Neither the Office of Disciplinary Counsel (ODC) nor the Disciplinary Board provides legal services or gives advice to anyone filing a complaint. The complaint process should not be viewed as a substitute for a civil action for damages against the lawyer. The disciplinary system is not designed to compensate a complaining party for monetary loss or emotional distress incurred as a result of unethical conduct. Anyone seeking to recover money damages should consult another lawyer to discuss bringing a civil suit against the original lawyer for money damages.

Standards of Professional Conduct

The Louisiana Supreme Court has adopted high standards of ethics and professional competence for lawyers who practice in Louisiana known as the Rules of Professional Conduct. When lawyers enter practice in Louisiana, they obligate themselves to uphold the law and to abide by the Rules of Professional Conduct. Lawyers who violate these professional and ethical obligations are subject to discipline. Lawyers in Louisiana (not taxpayers) pay for the disciplinary system by contributing a portion of their annual dues to the Louisiana Attorney Disciplinary Board. This statewide agency was established by the Louisiana Supreme Court in 1990 to handle attorney disciplinary matters. The members of the Disciplinary Board and the staff of ODC appreciate your interest and concern. They seek fair, impartial, and vigorous enforcement of the Rules of Professional Conduct in the interest of the public, clients, and the legal profession.

Forms of Discipline

The forms of discipline which may be imposed upon a lawyer for engaging in unethical conduct are: private admonition, public reprimand, suspension for a specified period of time, disbarment, and permanent disbarment.

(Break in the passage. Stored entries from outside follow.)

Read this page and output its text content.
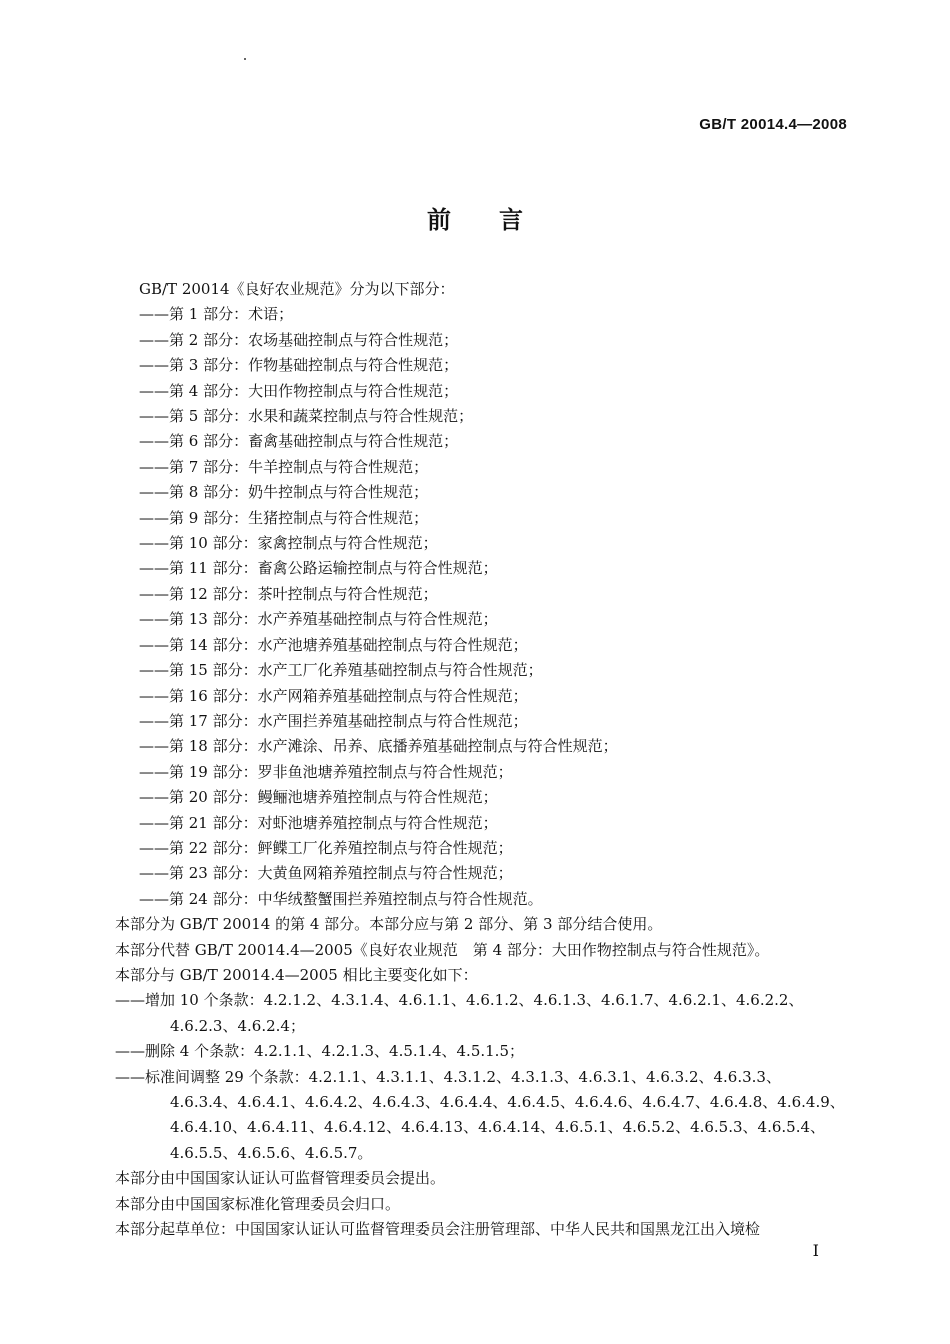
GB/T 20014.4—2008
前言
GB/T 20014《良好农业规范》分为以下部分：
——第 1 部分：术语；
——第 2 部分：农场基础控制点与符合性规范；
——第 3 部分：作物基础控制点与符合性规范；
——第 4 部分：大田作物控制点与符合性规范；
——第 5 部分：水果和蔬菜控制点与符合性规范；
——第 6 部分：畜禽基础控制点与符合性规范；
——第 7 部分：牛羊控制点与符合性规范；
——第 8 部分：奶牛控制点与符合性规范；
——第 9 部分：生猪控制点与符合性规范；
——第 10 部分：家禽控制点与符合性规范；
——第 11 部分：畜禽公路运输控制点与符合性规范；
——第 12 部分：茶叶控制点与符合性规范；
——第 13 部分：水产养殖基础控制点与符合性规范；
——第 14 部分：水产池塘养殖基础控制点与符合性规范；
——第 15 部分：水产工厂化养殖基础控制点与符合性规范；
——第 16 部分：水产网箱养殖基础控制点与符合性规范；
——第 17 部分：水产围拦养殖基础控制点与符合性规范；
——第 18 部分：水产滩涂、吊养、底播养殖基础控制点与符合性规范；
——第 19 部分：罗非鱼池塘养殖控制点与符合性规范；
——第 20 部分：鳗鲡池塘养殖控制点与符合性规范；
——第 21 部分：对虾池塘养殖控制点与符合性规范；
——第 22 部分：鲆鲽工厂化养殖控制点与符合性规范；
——第 23 部分：大黄鱼网箱养殖控制点与符合性规范；
——第 24 部分：中华绒螯蟹围拦养殖控制点与符合性规范。
本部分为 GB/T 20014 的第 4 部分。本部分应与第 2 部分、第 3 部分结合使用。
本部分代替 GB/T 20014.4—2005《良好农业规范　第 4 部分：大田作物控制点与符合性规范》。
本部分与 GB/T 20014.4—2005 相比主要变化如下：
——增加 10 个条款：4.2.1.2、4.3.1.4、4.6.1.1、4.6.1.2、4.6.1.3、4.6.1.7、4.6.2.1、4.6.2.2、
4.6.2.3、4.6.2.4；
——删除 4 个条款：4.2.1.1、4.2.1.3、4.5.1.4、4.5.1.5；
——标准间调整 29 个条款：4.2.1.1、4.3.1.1、4.3.1.2、4.3.1.3、4.6.3.1、4.6.3.2、4.6.3.3、
4.6.3.4、4.6.4.1、4.6.4.2、4.6.4.3、4.6.4.4、4.6.4.5、4.6.4.6、4.6.4.7、4.6.4.8、4.6.4.9、
4.6.4.10、4.6.4.11、4.6.4.12、4.6.4.13、4.6.4.14、4.6.5.1、4.6.5.2、4.6.5.3、4.6.5.4、
4.6.5.5、4.6.5.6、4.6.5.7。
本部分由中国国家认证认可监督管理委员会提出。
本部分由中国国家标准化管理委员会归口。
本部分起草单位：中国国家认证认可监督管理委员会注册管理部、中华人民共和国黑龙江出入境检
I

Private admonition is a form of discipline that is available only before formal charges have been filed and at the discretion of ODC. Once a lawyer has been formally charged with engaging in unethical conduct, the minimum sanction he/she can receive is public reprimand. The public reprimand is published in the Louisiana bar journal and the local newspaper and is typically imposed for minor misconduct.

Suspension is another form of sanction in which the lawyer is prohibited from practicing law for a specified period of time. Suspension can range anywhere from one day to three years in length and may require the lawyer to seek reinstatement to the practice of law, depending upon the length of the suspension. Suspension for a period greater than three years is considered disbarment. Although disbarment is a form of sanction in which the lawyer loses his/her license to practice law, a disbarred lawyer may apply for readmission to the practice of law after five years have elapsed from the effective date of the disbarment.

The harshest sanction available in Louisiana’s attorney disciplinary system is permanent disbarment. If the Louisiana Supreme Court imposes permanent disbarment, the lawyer is prohibited from ever returning to the practice of law.

Where a disciplinary sanction is deserved, the actual result will depend upon the nature of the offense and the severity of the lawyer’s actions.